Un phénomène déjà ancien

L’extrême droite est présente dans les PECO depuis de très nombreuses années et a, dans certains cas, déjà pu exercer le pouvoir, parfois avec des conséquences majeures pour les citoyennes et les citoyens. En effet, durant la Seconde Guerre mondiale, certains régimes dictatoriaux y ont vu le jour, généralement avec le soutien de l’Allemagne nazie. Ainsi, le Parti des Croix fléchées – Mouvement hungariste, fondé par Ferenc Szálasi en 1935 sous l’appellation Parti de la volonté nationale, a gouverné la Hongrie d’octobre 1944 à mars 1945. Fasciste, pro-Allemand et antisémite, ce parti a participé durant cette période au génocide des Juifs et des Juives sur le territoire hongrois. En Croatie, le mouvement Oustacha – fasciste, anti-Yougoslave et antisémite – créé dans l’entre-deux-guerres a accédé au pouvoir en 1941, avec le soutien de l’Allemagne et de l’Italie. Développant également une dictature meurtrière, les Oustachis ont installé des camps de concentration et d’extermination à travers le territoire croate, au sein desquels ils se sont rendus coupables de l’assassinat de très nombreux·ses Juif·ves, Tziganes et Serbes.

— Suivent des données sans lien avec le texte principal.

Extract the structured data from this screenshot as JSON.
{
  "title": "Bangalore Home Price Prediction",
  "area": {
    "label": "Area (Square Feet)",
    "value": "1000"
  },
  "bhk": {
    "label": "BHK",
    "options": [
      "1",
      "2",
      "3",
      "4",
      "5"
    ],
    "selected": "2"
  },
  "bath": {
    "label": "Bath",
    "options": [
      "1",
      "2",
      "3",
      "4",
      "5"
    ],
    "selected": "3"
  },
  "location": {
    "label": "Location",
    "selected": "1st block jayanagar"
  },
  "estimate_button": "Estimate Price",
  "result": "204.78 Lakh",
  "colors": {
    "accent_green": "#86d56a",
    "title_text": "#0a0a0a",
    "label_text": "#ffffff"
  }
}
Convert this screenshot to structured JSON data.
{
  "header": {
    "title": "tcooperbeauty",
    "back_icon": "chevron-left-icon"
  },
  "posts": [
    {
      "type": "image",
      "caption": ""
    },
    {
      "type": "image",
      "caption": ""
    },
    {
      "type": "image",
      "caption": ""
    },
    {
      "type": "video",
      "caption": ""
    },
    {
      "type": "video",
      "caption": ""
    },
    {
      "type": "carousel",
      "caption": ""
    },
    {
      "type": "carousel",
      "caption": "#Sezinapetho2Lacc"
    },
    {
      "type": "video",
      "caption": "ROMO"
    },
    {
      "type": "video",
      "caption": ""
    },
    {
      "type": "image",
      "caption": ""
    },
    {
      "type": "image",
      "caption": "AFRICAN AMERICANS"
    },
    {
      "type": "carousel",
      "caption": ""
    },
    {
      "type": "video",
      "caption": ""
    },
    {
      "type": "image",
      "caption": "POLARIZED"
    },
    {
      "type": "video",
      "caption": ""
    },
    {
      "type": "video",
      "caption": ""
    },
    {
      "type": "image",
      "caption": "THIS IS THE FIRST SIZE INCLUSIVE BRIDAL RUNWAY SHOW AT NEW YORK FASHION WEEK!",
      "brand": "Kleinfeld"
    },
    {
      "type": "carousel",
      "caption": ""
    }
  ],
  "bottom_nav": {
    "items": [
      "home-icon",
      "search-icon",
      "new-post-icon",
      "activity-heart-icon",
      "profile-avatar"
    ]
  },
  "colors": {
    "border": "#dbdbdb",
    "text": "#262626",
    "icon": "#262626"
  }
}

Si la chute de ces régimes à la fin de la Seconde Guerre mondiale a conduit à une diminution drastique de l’influence des forces d’extrême droite au sein des PECO, de nombreuses organisations d’extrême droite ont à nouveau vu le jour et réussi à s’imposer dès le début des années 1990. Dans plusieurs cas, ces partis ont rapidement réussi à décrocher des sièges au sein d’assemblées parlementaires. Il en a ainsi été pour le Parti de l’unité nationale des Roumains (PUNR), pour le Parti de la justice hongroise et de la vie (MIÉP) ou encore pour l’Association pour la République - Parti républicain de Tchécoslovaquie (SPR-RSČ). Plus encore, l’extrême droite s’est hissée au pouvoir dans quelques pays : le PUNR a intégré le gouvernement Văcăroiu de 1992 à 1996, tandis que le Parti national slovaque (SNS) a rejoint le gouvernement Mečiar II de 1992 à 1994 (d’abord comme gouvernement tchécoslovaque, puis dirigeant uniquement la Slovaquie à partir de 1993) et le gouvernement Mečiar III de 1994 à 1998.

Quelques spécificités

Malgré la rapide ascension de l’extrême droite dans les PECO dès le retour à des élections libres, notons que les paysages partisans de la plupart de ces pays ont été largement reconfigurés depuis le début des années 1990. En Pologne, par exemple, près d’une quarantaine de partis politiques ont été représentés au sein du Parlement depuis 1991. Dès lors, la plupart des formations d’extrême droite qui se sont développées dans les années 1990 dans ces pays ont soit disparu, soit perdu en importance sur le plan électoral. Il n’en demeure pas moins que, aujourd’hui encore, les PECO n’échappent pas aux tensions qu’exerce l’extrême droite au sein de leurs démocraties respectives 1.
L’extrême droite qui se développe dans les PECO se distingue toutefois de son homologue d’Europe occidentale. En effet, l’extrême droite y érige souvent en priorité la défense d’un modèle de société qui repose sur les valeurs chrétiennes, en s’opposant par exemple au droit à l’avortement ou au mariage homosexuel. En Grèce, lors de la campagne pour les élections législatives de 2019, la nouvelle formation d’extrême droite Solution grecque (EL) a par exemple fait de cet enjeu une priorité, en recourant à un slogan emprunté à Donald Trump : « Make Europe Christian again ».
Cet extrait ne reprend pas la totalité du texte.